The creation of this unused buffer changed the performance of my kernels.
The size of the buffer was small.
Is this a bug in the driver perhaps? I am using the latest crimson driver,
on windows 7 64 bit.
Solved! Go to Solution.
It is probably due to virtual addresses assigned to these one byte buffers. On one occasion the virtual addresses of these buffers lead them to evenly distribute between the GPU memory channels and on the other occasion some buffers are assigned to the same memory channel and access to them is being serialized.
This behavior may change between one GPU to the other as each GPU has a different number of channels and a slightly different memory configuration.
Tzachi
Update: it looks like it is the number of buffers allocated. If I keep allocating 1 byte buffers that do not get used,
then the perf goes up and down: add one buffer and the per goes up, add a second and it goes back to where it
was before, add a third buffer and it goes up, add a fourth and it goes back to where it was, etc.
Very odd.
It is probably due to virtual addresses assigned to these one byte buffers. On one occasion the virtual addresses of these buffers lead them to evenly distribute between the GPU memory channels and on the other occasion some buffers are assigned to the same memory channel and access to them is being serialized.
This behavior may change between one GPU to the other as each GPU has a different number of channels and a slightly different memory configuration.
Tzachi
Tzachi, so will this apply to a whole family of GPUs, i.e. will all Capeverde GPUs exhibit this behaviour?
Also, since it was so easy for me in userland to dramatically change performance, would it not make sense to
modify the driver so that it better managed mapping virtual memory addresses to GPU memory channels?

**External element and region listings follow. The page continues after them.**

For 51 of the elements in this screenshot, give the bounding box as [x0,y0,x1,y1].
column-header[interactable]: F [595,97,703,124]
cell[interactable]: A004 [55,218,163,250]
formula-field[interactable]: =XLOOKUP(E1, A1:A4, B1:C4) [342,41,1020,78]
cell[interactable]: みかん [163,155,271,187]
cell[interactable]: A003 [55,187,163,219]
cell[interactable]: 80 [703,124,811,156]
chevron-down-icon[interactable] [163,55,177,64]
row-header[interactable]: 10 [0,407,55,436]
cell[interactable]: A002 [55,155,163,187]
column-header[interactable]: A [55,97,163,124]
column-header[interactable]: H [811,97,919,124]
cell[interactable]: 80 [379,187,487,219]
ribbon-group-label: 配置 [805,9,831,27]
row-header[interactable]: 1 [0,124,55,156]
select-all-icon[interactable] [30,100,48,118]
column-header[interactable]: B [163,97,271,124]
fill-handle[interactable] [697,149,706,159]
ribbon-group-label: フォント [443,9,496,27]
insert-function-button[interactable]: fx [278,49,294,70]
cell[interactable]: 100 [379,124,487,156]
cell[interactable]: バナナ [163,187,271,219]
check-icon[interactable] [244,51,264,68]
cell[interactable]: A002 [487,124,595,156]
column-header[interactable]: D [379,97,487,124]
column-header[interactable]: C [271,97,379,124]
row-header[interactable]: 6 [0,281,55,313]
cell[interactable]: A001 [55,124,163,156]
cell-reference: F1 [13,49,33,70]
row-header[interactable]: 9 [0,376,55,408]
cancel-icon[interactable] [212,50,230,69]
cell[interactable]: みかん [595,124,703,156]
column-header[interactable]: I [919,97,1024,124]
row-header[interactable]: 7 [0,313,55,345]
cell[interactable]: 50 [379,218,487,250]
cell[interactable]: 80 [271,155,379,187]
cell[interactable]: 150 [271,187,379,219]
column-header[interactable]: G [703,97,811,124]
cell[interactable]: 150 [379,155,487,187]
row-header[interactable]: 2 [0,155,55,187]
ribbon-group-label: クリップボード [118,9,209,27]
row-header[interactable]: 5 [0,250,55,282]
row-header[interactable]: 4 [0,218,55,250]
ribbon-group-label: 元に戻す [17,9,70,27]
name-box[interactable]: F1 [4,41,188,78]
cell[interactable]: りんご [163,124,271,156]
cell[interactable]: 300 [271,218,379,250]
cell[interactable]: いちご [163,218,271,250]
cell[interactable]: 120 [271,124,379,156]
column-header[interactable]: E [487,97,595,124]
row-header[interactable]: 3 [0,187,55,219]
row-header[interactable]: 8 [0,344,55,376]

Is this topic discussed anywhere, so I can learn more?
boxerab wrote:
Tzachi, so will this apply to a whole family of GPUs, i.e. will all Capeverde GPUs exhibit this behaviour?
Also, since it was so easy for me in userland to dramatically change performance, would it not make sense to
modify the driver so that it better managed mapping virtual memory addresses to GPU memory channels?
Is this topic discussed anywhere, so I can learn more?
Yes, you can read all about memory optimization in the optimization guide. It affects all GCN cards. The more recent the card, usually, the more channels it has to avoid collissions...
Thanks. I will be upgrading next year to 300 or 400 series card, so hopefully this channel issue will be less of a problem. I am just happy that I
stumbled on this performance improvement (+ 20 % ).